The United Auto Workers had to agree to early contract talks with car makers to avoid the possibility of a strike--"a trap" that would hurt the union--when the current agreement expires in September, UAW President Douglas A. Fraser said last night.
Right now, the union has something the General Motors Corp. and Ford Motor Co. need--the power to grant an early settlement with wage and benefit concessions that can save the companies millions of dollars in labor costs before the contract expires, Fraser said.
But if there is no agreement in place by Sept. 15, the union loses what leverage it has, and the companies would then have the power to "unilaterally demand economic concessions," Fraser told several hundred delegates here at the opening of the UAW's seventh annual political action conference.
"That would leave us with the Hobson's choice" of giving back more than the union is willing to concede "or going on strike . . . . And if they challenge us to strike, it's going to be a long and bitter strike," Fraser said.
He implied that for the union, already hit with 228,00 workers on indefinite layoff since Jan. 18, it would also be a losing strike. Fraser said January marks the 25th month of "depressed domestic auto sales," which means the companies have huge inventories. Huge inventories mean the companies can afford to take a strike better than the union can afford job losses that might result from any walkout.
"Collective bargaining is a matter of timing," Fraser said in comments designed to shore up support for the UAW leadership's decision to resume emergency talks with GM and Ford. The talks began Jan. 10, but broke off last Wednesday in disputes over wage and benefit concessions, job security provisions, and, in GM's case, the implementation of an agreement to allow consumers to benefit from labor cost savings.

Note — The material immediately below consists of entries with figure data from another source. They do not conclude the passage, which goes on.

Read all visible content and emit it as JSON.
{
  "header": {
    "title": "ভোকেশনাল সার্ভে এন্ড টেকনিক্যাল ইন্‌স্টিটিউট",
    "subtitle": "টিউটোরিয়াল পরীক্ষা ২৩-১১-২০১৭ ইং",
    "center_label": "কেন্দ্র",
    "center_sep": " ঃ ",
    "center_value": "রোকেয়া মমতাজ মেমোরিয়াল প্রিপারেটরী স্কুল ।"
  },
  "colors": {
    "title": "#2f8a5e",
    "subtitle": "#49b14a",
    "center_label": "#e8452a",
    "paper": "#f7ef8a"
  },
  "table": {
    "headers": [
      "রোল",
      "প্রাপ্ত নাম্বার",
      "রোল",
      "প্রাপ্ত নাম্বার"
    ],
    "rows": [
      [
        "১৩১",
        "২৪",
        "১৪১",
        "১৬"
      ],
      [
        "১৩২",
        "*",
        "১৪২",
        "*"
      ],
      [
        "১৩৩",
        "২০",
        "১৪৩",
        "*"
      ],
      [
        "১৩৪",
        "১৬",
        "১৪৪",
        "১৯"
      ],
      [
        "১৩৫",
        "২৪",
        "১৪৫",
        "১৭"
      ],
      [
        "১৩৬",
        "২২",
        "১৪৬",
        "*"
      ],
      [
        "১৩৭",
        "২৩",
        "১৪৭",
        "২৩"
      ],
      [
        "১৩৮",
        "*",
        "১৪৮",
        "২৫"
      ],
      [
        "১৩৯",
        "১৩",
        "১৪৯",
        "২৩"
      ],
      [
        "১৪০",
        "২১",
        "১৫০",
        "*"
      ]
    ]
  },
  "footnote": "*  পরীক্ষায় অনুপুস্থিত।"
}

The union's GM and Ford councils agreed Saturday to return to the bargaining table. Talks resume Tuesday with GM--the focal point of the negotiations--and on Friday with Ford.
Fraser has set a deadline of midnight Thursday to reach an agreement with GM. But his comments last night seemed to imply that he would be willing to go beyond that time if a settlement is in sight.
Fraser said that GM's sales have virtually stopped since the company promised two weeks ago to allow wage and benefit concessions be reflected in lower sticker prices on its cars and trucks. Rebate hungry consumers won't come back until an agreement is in place, which puts extra pressure on the company to come up with an emergency agreement that will save money and protect union jobs, Fraser said.
Ford has no agreement to pass on labor costs savings to consumers. But analysts agree Ford will have to come up with a similar plan to remain competitive with GM.
It all means that at the moment, despite its weakened position, the UAW has some clout. "But our bargaining power will be greatly diminished in September, 1982," Fraser said.